I think this one is not currently reachable: V rejects alias-to-alias declarations before method lookup (type B = A where A is already an alias). I tried adding a regression test for that shape, but it fails earlier with the existing alias rule, so I kept the patch limited to direct aliases only.

[GGRei]

The branch should now be ready for final review. ( gitbot is happy! )

The first P2 was fixed by supporting structured receiver methods with extra method-level generics.

For the second P2, direct aliases are now handled and covered by regression tests, including the Cgen exact-method precedence cases.
Alias-to-alias chains are different: V currently rejects declarations like type B = A when A is already an alias before method lookup is reached, so that part seems outside the scope of this PR unless the language rule itself is changed first.

[medvednikov]

V currently rejects declarations like type B = A when A is already an alias

Multi level aliases will never be allowed

[GGRei]

V currently rejects declarations like type B = A when A is already an alias

Multi level aliases will never be allowed

@medvednikov : Understood, thanks for confirming. That is consistent with the current PR scope: I did not try to support multi-level aliases. I was only clarifying the P2 raised by the GitHub review bot, since it mentioned alias chains. The added handling is only for direct aliases that V already accepts today, such as type IntListExpect = Expect[[]int].

[iperov]

What is the purpose of this?
An attempt to shorten the code at the expense of explicitness, requiring the developer to study Expect inner workings ?

[GGRei]

The purpose is not to shorten code at the expense of explicitness.

It allows a generic wrapper to expose methods only when its inner type has a specific structure. The constraint is written directly in the receiver type, so it is explicit and checked by the compiler.

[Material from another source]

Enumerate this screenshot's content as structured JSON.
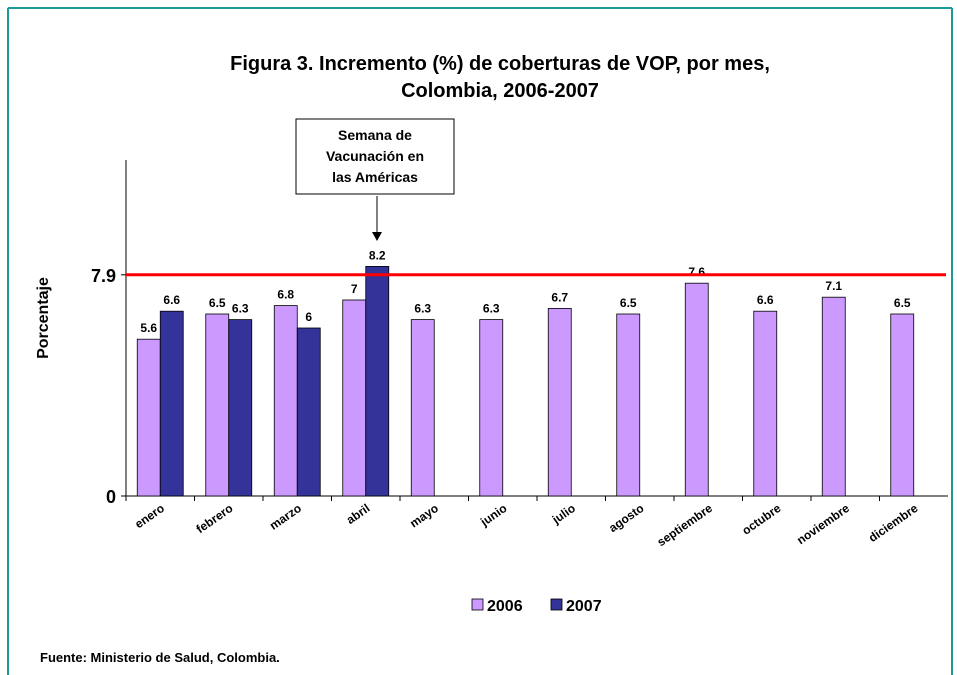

So the developer does not have to guess the inner workings of Expect; the accepted shape is part of the method signature itself.

This does not change existing V behavior and it does not force anyone to use generics. If a project prefers only fully concrete receiver methods, it can simply keep doing that.

[iperov]

it does not force anyone to use generics

It's the same with C++: you aren't forced to use that 'multi-layered academic masturbation' with templates. 👎

The language should be simplified and redundant features removed, but you guys are doing the opposite by adding even more.

[GGRei]

I think this is now more a general language philosophy discussion than a review of this specific PR.

For me, this is not the right place for that discussion; there are dedicated channels for language design debates.

[iperov]

No, this is precisely the place to discuss what you are doing to the language, similar to how C++ began to bloat and turned into a dead language.

And if this pull request is accepted, I don't see the point of staying with this language.